More public amenities
Inasmuch as the size of the population of Addis Ababa keeps increasing,
other public amenities do not seem to grow proportionately.
Public lavatories being of necessity a prerequisite of city life,
they could be established at public squares, road intersections,
recreation centers, in the public parks, bus stations, at religious
compounds and public offices including kebeles through the direction
and coordination of the City Administration. These places are indicated
at random believing that they are the main locations where people
concentrate in one form or another.
While such an establishment will increase the modernizing effect
of a city life, it will also serve to combat partially youth unemployment.
The introduction of increased and modern lavatory system will also
add to the limited public amenities in the area of sanitation in
a more tenable fashion.
Public lavatories should be provided for those who need it on payment
of a certain fee exactly like parking fee, and for providing such
a service the unemployed youth could be deployed for work on commission
basis.
In this arrangement, street beggars, particularly those young mothers
who earn their living on compassionate alms they collect by displaying
their breast feeding children, could be in the first line of employment
opportunity seekers; thus, giving them hope of a better future than
harming their siblings in the scorching sun or in the bitterness
of cold, or being wet to the skin in the long rains.

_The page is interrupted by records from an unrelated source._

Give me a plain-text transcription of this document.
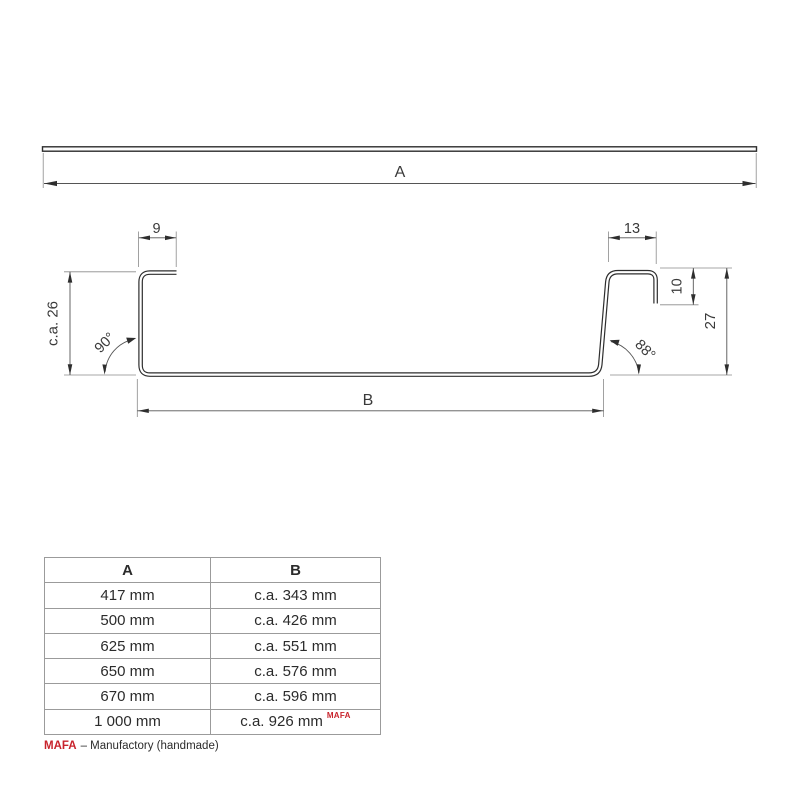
A
9	13
c.a. 26 90°	88°
10
27
B
A	B
417 mm	c.a. 343 mm
500 mm	c.a. 426 mm
625 mm	c.a. 551 mm
650 mm	c.a. 576 mm
670 mm	c.a. 596 mm
1 000 mm	c.a. 926 mm $^{MAFA}$
MAFA – Manufactory (handmade)
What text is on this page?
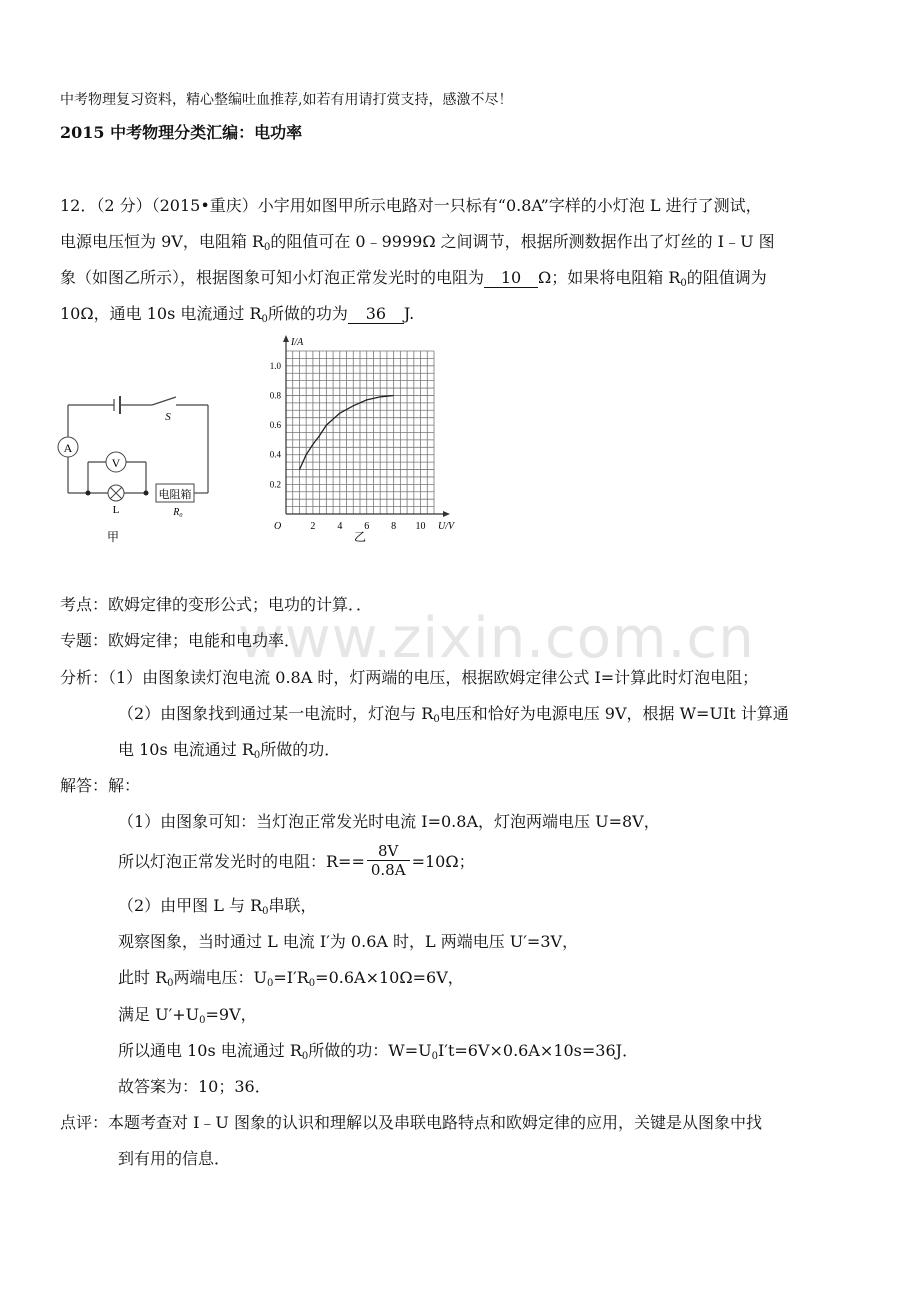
中考物理复习资料，精心整编吐血推荐,如若有用请打赏支持，感激不尽！
2015 中考物理分类汇编：电功率
12．（2 分）（2015•重庆）小宇用如图甲所示电路对一只标有“0.8A”字样的小灯泡 L 进行了测试，
电源电压恒为 9V，电阻箱 $R_0$的阻值可在 0﹣9999Ω 之间调节，根据所测数据作出了灯丝的 I﹣U 图
象（如图乙所示），根据图象可知小灯泡正常发光时的电阻为 10 Ω；如果将电阻箱 $R_0$的阻值调为
10Ω，通电 10s 电流通过 $R_0$所做的功为 36 J.
A
V
电阻箱
R₀
S
L
甲
2 4 6 8 10
0.2
0.4
0.6
0.8
1.0
I/A
U/V
O
乙
www.zixin.com.cn
考点：欧姆定律的变形公式；电功的计算．．
专题：欧姆定律；电能和电功率．
分析：（1）由图象读灯泡电流 0.8A 时，灯两端的电压，根据欧姆定律公式 I=计算此时灯泡电阻；
（2）由图象找到通过某一电流时，灯泡与 $R_0$电压和恰好为电源电压 9V，根据 W=UIt 计算通
电 10s 电流通过 $R_0$所做的功．
解答：解：
（1）由图象可知：当灯泡正常发光时电流 I=0.8A，灯泡两端电压 U=8V，
所以灯泡正常发光时的电阻：$R== \frac{8V}{0.8A} =10\Omega$；
（2）由甲图 L 与 $R_0$串联，
观察图象，当时通过 L 电流 I′为 0.6A 时，L 两端电压 U′=3V，
此时 $R_0$两端电压：$U_0=I'R_0=0.6A\times 10\Omega=6V$，
满足 $U'+U_0=9V$，
所以通电 10s 电流通过 $R_0$所做的功：$W=U_0I't=6V\times 0.6A\times 10s=36J$．
故答案为：10；36．
点评：本题考查对 I﹣U 图象的认识和理解以及串联电路特点和欧姆定律的应用，关键是从图象中找
到有用的信息．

Employment opportunity may vary between ticket selling, floor sweeping
and property upkeep. Dispensation of lavatory service on ticket
could extend to some bars and restaurants as they could benefit
from additional income and indirectly provides another source of
employment.
If this idea could be taken as a viable input for investment project
by those listed above and be discussed together with financing agencies
including NGOs and philanthropists, it could easily open up an opportunity
venue of employment for some of the unemployed youth all over the
city.
After all, the beauty of a city is not only to be measured and weighed
on the configuration and static beauty of its structures, but also
on the services it affords for its residents. I think now is the
time and a high time at that such ideas were properly considered,
swallowed and digested before external sanitation facilities became
expensive and too late to be provided for the majority of people
who cannot afford the luxury of internal facilities of a booming
city.
Improvisation of movable lavatories have been in place in some areas
but, if my memory serves me well, they have not lasted long. Therefore,
Addis will be much better, cleaner and healthier with a sort of
permanent installation that could be easily cleaned up with water
and soap and freshened with disinfectants and detergents consistently
through the employed guys.
As the project is very much connected with laying of modern sewerage
system or upgrading the existing ones, the technical side, its feasibility
status, and the outlay of capital could be taken up for study by
the appropriate agency.
This idea, if considered, has another advantage too. Since every
service will be on price, those who come to any center of the city
from the outskirts of Addis for any business, will think about it
and be ready in advance to pay and use the facilities easily, or
clean up thoroughly at home and come into the city feather weight.
Appropriate facilities for the extreme poor, who cannot afford to
buy tickets, may be improvised likewise with some kind of lavatories
and washing areas as of now instead of letting them continue littering
every corner of the city including church compounds. This should
be an urgent call of the millennium, and people should start to
think seriously on such issues thought the city rather than to bit
about the bush the old way; and to do it, follow it up, and to maintain
it, rather than to leave it after it is done to the vagaries of
nature.
I gather, the implementation of such an idea in the early years
of the new millennium should be seen as a vital step in the right
direction, and as one contributing towards a fractional solution
of gradual alleviation of a trio-winged problem of our city—unemployment,
begging and lack of sanitary standard.